Blokade AS dan Dampak pada Harga BBM di Amerika
Blokade yang diterapkan AS di perairan Hormuz secara tidak langsung mempengaruhi pasokan minyak global. Sebagai pelabuhan strategis bagi transportasi minyak mentah, penutupan sebagian alur pengiriman dapat menambah volatilitas harga bahan bakar di pasar domestik Amerika. Sebagian pengamat ekonomi berpendapat bahwa kebijakan blokade ini, meski bersifat geopolitik, menciptakan persepsi bahwa harga BBM di dalam negeri akan kembali turun jika blokade dicabut.
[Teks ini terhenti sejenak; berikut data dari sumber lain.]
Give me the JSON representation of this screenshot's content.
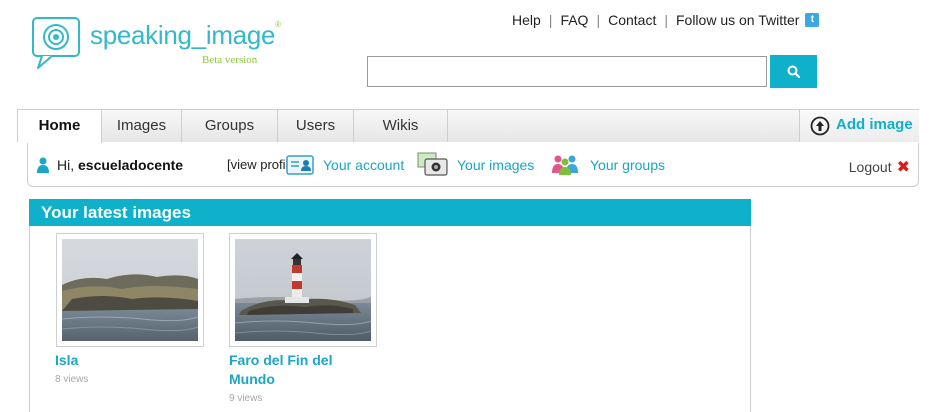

Sejumlah warga Amerika yang menyoroti tingginya harga bensin mengungkapkan harapan bahwa pembukaan Hormuz akan menurunkan biaya transportasi minyak, sehingga mereka dapat “merasakan kembali” harga BBM yang lebih terjangkau. Harapan tersebut menjadi bahan sindiran dalam percakapan daring, dengan meme‑meme yang menyinggung Iran seolah‑olah menantang Trump untuk mengakhiri kebijakan blokade demi kepentingan rakyat Amerika.
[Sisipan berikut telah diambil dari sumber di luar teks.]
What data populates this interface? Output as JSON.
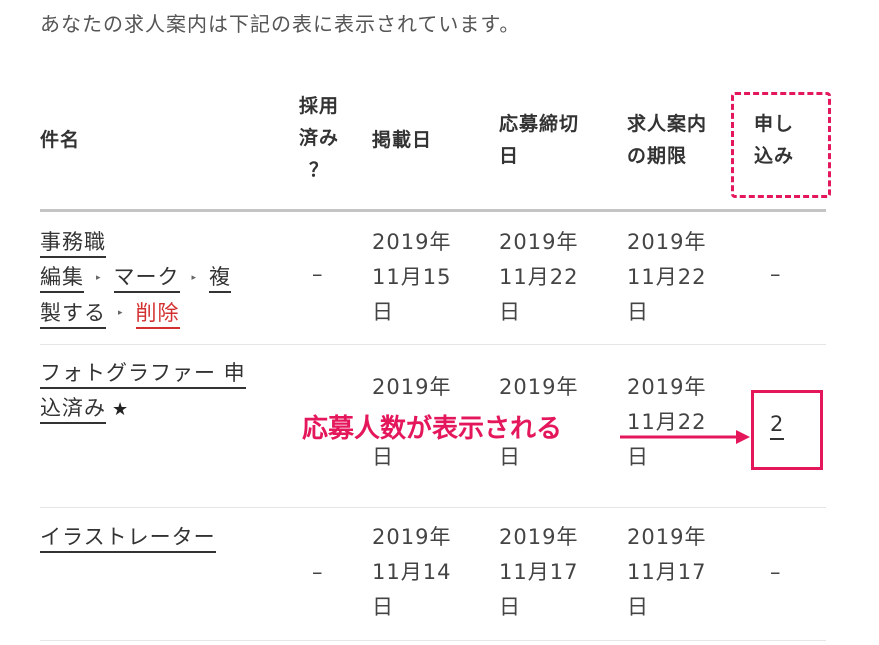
{
  "intro_text": "あなたの求人案内は下記の表に表示されています。",
  "headers": {
    "title": "件名",
    "hired": [
      "採用",
      "済み",
      "？"
    ],
    "posted": "掲載日",
    "deadline": [
      "応募締切",
      "日"
    ],
    "expiry": [
      "求人案内",
      "の期限"
    ],
    "applications": [
      "申し",
      "込み"
    ]
  },
  "rows": [
    {
      "title": "事務職",
      "actions": {
        "edit": "編集",
        "mark": "マーク",
        "dup_a": "複",
        "dup_b": "製する",
        "delete": "削除"
      },
      "hired": "–",
      "posted": [
        "2019年",
        "11月15",
        "日"
      ],
      "deadline": [
        "2019年",
        "11月22",
        "日"
      ],
      "expiry": [
        "2019年",
        "11月22",
        "日"
      ],
      "applications": "–"
    },
    {
      "title_a": "フォトグラファー 申",
      "title_b": "込済み",
      "star": "★",
      "posted": [
        "2019年",
        "",
        "日"
      ],
      "deadline": [
        "2019年",
        "",
        "日"
      ],
      "expiry": [
        "2019年",
        "11月22",
        "日"
      ],
      "applications": "2"
    },
    {
      "title": "イラストレーター",
      "hired": "–",
      "posted": [
        "2019年",
        "11月14",
        "日"
      ],
      "deadline": [
        "2019年",
        "11月17",
        "日"
      ],
      "expiry": [
        "2019年",
        "11月17",
        "日"
      ],
      "applications": "–"
    }
  ],
  "annotation": {
    "label": "応募人数が表示される",
    "color": "#e4175b"
  }
}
Reaksi Politik di Amerika Serikat
Menteri Luar Negeri AS Marco Rubio menegaskan bahwa ancaman Iran mengembangkan senjata nuklir tetap menjadi masalah mendasar yang harus dihadapi Washington. Rubio menambah, “Jika rezim ulama radikal tetap berkuasa, mereka akan mengejar nuklir,” menekankan pentingnya menahan Iran secara keras sebelum mempertimbangkan pelonggaran blokade.
Juru bicara Gedung Putih, Olivia Wales, menolak keras segala bentuk negosiasi yang dianggap mengorbankan kepentingan nasional. Ia menegaskan, “Amerika tidak akan bernegosiasi melalui pers, kami akan membuat kesepakatan yang menguntungkan rakyat Amerika dan dunia.” Sikap tegas ini mencerminkan posisi Trump yang menganggap menerima proposal Iran akan menjadi pengakuan kegagalan kebijakan militernya pada Februari 2026.
Implikasi Ekonomi dan Sosial
- Harga BBM di AS dapat mengalami penurunan jika alur minyak melalui Hormuz kembali normal.
- Blokade terus menambah tekanan pada ekonomi Iran, memperparah inflasi dan kelangkaan barang.
- Negosiasi yang melibatkan blokade laut menimbulkan dilema strategis antara keamanan nasional dan kesejahteraan ekonomi.
Secara keseluruhan, dinamika antara Trump, Iran, dan kebijakan blokade Hormuz memperlihatkan kompleksitas geopolitik yang melibatkan kepentingan energi, keamanan, dan persepsi publik. Sementara Iran terus menolak label “runtuh” dan menekankan kemandirian, pemerintah AS tetap berpegang pada tuntutan nuklir yang ketat. Di sisi lain, warga Amerika yang merindukan harga BBM murah menjadi saksi tak resmi dalam perdebatan ini, mengingatkan bahwa keputusan politik internasional selalu berujung pada dampak domestik yang nyata.